Sixty-four per cent of organizations failed to report cyber breaches this year, over fears of reputational damage at a time when more customers are seeking service online, a cybersecurity expert explains.

According to a recent Canadian Internet Registration Authority (CIRA) survey on cybersecurity measures within companies, only 36 per cent of organizations that experienced a data breach reported it, a decline from the 58 per cent in 2019.

Spencer Callaghan, a spokesperson at CIRA, said in an interview that some organizations don’t have to report breaches because of how the rules are framed in the Personal Information Protection and Electronic Documents Act (PIPEDA).

“Some rules don’t apply evenly to all organizations, therefore there could be some variance in the data based on certain organizations that aren’t required to report,” he said.
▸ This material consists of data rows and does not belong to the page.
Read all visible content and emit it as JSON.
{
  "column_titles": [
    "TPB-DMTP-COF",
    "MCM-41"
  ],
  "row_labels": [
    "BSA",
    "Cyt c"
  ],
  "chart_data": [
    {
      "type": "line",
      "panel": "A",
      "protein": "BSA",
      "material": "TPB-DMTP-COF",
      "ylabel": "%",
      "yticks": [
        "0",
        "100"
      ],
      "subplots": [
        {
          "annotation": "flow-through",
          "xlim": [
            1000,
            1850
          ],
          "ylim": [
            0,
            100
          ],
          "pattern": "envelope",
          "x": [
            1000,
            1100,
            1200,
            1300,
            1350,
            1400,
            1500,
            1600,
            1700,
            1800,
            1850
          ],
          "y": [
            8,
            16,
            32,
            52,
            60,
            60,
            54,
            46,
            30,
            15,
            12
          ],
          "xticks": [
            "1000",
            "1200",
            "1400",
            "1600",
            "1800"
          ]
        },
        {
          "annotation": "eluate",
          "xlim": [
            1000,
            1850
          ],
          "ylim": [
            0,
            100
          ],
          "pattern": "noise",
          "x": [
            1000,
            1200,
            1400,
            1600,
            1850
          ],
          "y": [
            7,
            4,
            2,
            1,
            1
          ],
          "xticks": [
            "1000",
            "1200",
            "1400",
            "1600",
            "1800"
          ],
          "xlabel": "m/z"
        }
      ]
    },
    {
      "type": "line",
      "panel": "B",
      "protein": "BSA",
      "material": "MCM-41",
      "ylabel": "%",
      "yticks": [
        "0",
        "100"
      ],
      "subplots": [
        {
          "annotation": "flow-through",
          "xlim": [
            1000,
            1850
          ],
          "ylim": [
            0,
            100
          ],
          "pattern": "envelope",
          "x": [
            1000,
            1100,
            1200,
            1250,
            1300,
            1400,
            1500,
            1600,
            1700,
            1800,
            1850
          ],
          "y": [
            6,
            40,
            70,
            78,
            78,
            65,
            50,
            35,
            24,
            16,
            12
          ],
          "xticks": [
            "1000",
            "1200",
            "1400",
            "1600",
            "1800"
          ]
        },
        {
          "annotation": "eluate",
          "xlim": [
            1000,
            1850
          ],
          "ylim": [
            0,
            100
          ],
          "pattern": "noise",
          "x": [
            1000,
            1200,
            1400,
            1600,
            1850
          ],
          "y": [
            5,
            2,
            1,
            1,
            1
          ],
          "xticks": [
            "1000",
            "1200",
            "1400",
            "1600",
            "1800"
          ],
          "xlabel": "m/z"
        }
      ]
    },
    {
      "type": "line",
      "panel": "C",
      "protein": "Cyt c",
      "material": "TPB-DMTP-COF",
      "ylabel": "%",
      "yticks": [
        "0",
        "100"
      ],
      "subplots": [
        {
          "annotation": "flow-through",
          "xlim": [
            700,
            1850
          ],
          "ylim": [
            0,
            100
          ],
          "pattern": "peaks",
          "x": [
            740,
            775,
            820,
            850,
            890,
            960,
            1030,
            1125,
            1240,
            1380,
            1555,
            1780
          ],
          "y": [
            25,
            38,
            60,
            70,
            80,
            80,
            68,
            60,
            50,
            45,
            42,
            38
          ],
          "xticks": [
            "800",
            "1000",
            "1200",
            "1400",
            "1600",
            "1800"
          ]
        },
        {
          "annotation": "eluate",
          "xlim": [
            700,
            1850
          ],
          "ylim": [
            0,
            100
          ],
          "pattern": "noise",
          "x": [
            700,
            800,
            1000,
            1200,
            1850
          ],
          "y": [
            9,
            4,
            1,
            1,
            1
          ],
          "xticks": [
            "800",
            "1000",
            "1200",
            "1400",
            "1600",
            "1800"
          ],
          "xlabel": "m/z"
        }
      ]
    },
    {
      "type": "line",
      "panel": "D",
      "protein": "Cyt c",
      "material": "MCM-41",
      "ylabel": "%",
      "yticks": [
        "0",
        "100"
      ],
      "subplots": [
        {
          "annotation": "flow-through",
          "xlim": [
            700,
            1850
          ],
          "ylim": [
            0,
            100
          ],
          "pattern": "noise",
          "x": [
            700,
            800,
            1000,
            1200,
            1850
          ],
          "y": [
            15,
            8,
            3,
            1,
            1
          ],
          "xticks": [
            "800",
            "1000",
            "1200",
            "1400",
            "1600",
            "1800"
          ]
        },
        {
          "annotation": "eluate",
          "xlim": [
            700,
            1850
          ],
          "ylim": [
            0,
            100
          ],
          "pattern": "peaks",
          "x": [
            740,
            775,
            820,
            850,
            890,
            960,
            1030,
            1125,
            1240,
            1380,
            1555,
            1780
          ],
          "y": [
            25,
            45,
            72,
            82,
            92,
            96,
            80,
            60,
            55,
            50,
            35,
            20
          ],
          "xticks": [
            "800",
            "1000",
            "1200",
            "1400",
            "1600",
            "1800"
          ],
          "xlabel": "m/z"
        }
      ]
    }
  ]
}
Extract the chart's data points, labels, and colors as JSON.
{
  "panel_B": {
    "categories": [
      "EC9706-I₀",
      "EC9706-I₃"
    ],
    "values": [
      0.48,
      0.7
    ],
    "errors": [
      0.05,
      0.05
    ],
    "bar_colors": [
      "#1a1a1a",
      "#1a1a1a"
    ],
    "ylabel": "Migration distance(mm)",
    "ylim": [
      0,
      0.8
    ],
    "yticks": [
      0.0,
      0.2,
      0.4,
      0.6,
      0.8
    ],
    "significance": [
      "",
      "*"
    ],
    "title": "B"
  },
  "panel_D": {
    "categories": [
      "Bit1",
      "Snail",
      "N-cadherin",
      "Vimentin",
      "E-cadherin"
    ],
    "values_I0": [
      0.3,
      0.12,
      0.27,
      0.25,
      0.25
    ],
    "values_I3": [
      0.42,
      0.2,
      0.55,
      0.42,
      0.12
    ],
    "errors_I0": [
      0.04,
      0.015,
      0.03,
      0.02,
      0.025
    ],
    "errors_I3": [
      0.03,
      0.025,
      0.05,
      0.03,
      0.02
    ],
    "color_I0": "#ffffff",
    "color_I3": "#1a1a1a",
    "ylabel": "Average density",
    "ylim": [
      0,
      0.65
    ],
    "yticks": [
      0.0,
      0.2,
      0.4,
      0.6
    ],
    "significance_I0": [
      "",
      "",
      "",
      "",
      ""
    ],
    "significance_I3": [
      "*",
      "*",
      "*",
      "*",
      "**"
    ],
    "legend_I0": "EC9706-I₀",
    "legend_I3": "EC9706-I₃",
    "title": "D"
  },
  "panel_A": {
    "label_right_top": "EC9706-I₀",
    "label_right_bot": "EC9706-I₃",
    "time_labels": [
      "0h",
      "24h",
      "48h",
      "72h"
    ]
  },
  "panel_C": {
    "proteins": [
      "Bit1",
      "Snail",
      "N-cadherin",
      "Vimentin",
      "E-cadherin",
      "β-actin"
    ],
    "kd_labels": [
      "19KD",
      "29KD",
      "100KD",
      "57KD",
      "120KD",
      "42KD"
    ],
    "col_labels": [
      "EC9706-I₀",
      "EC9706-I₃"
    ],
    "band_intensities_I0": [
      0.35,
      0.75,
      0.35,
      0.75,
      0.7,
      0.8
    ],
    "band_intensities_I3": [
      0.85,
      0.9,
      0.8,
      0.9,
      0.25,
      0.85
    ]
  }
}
Sumit Bhatia, director of communications and knowledge mobilization with Ryerson's Cybersecure Catalyst, said in an interview that these numbers were a “reflection of how COVID-19 is truly impacting organizations.”

Bhatia said a lot of businesses, especially right now, rely on digital technologies as their primary way of communicating and connecting with their customers, so when a cybersecurity breach occurs it can have a “reputational impact” with customers.

“For example, if Hudson’s Bay is now depending largely on selling products through their online e-commerce channels, if they were to report a [cyber] breach, there would be a direct impact on people’s ability to trust them to buy from them online,” Bhatia said.

Bhatia added that because of economic pressures coming from the global pandemic, many businesses are not reporting cyber breaches and are instead trying to deal with it on their own.

“It’s also economic in nature when you experience a cyber breach, you go through a process by which you have to invest money in fixing your problem and addressing your customer needs,” he said.

Companies don’t want to face regulatory penalties

CIRA, a member-based not-for-profit organization, known for managing the .CA domain, noted that if fewer organizations are willing to report breaches to a regulatory body it will strain the future of privacy legislation in Canada.

“If companies are already wary of the tougher data breach reporting, and willing to risk penalties associated with the abdication of their responsibilities to file a report rather than face the certain regulatory hammer of making a report, future modernization of the privacy act could be difficult to enforce,” the report said.

Daniel Therrien, Canada’s Privacy Commissioner, recently stated that the country’s privacy laws are not robust enough to protect Canadians against data breaches as more people work from home due to COVID-19. He called on the government to take action in amending privacy act, which hasn’t been done since 2015.

According to a July VMware survey, 99 per cent of organizations said they suffered a security breach in the last 12 months, and that 98 per cent planned to increase cyber defence spending in the coming year.

However, according to the CIRA report, which surveyed 500 IT security professionals, only one-third of workers are expecting an increase in human resources devoted to cybersecurity. That is down 45 per cent from those anticipating more resources in 2019.

Bhatia said he was surprised to see that companies were spending less on increasing resources to fight cyber breaches, especially during a time when companies are likely to face more.

“Companies are starting to believe that if they buy the right platforms, the right technology, then the automated portions built within these technologies can somehow replace the work of humans,” he said.

“But that is not the case. Time and time again what we are seeing is that there’s a certain level of involvement, especially at level one threat that is very important for human beings to be involved in identifying issues that AI or technology by themselves cannot. It seems that companies are investing in architecture, infrastructure, but not necessarily in cybersecurity people.”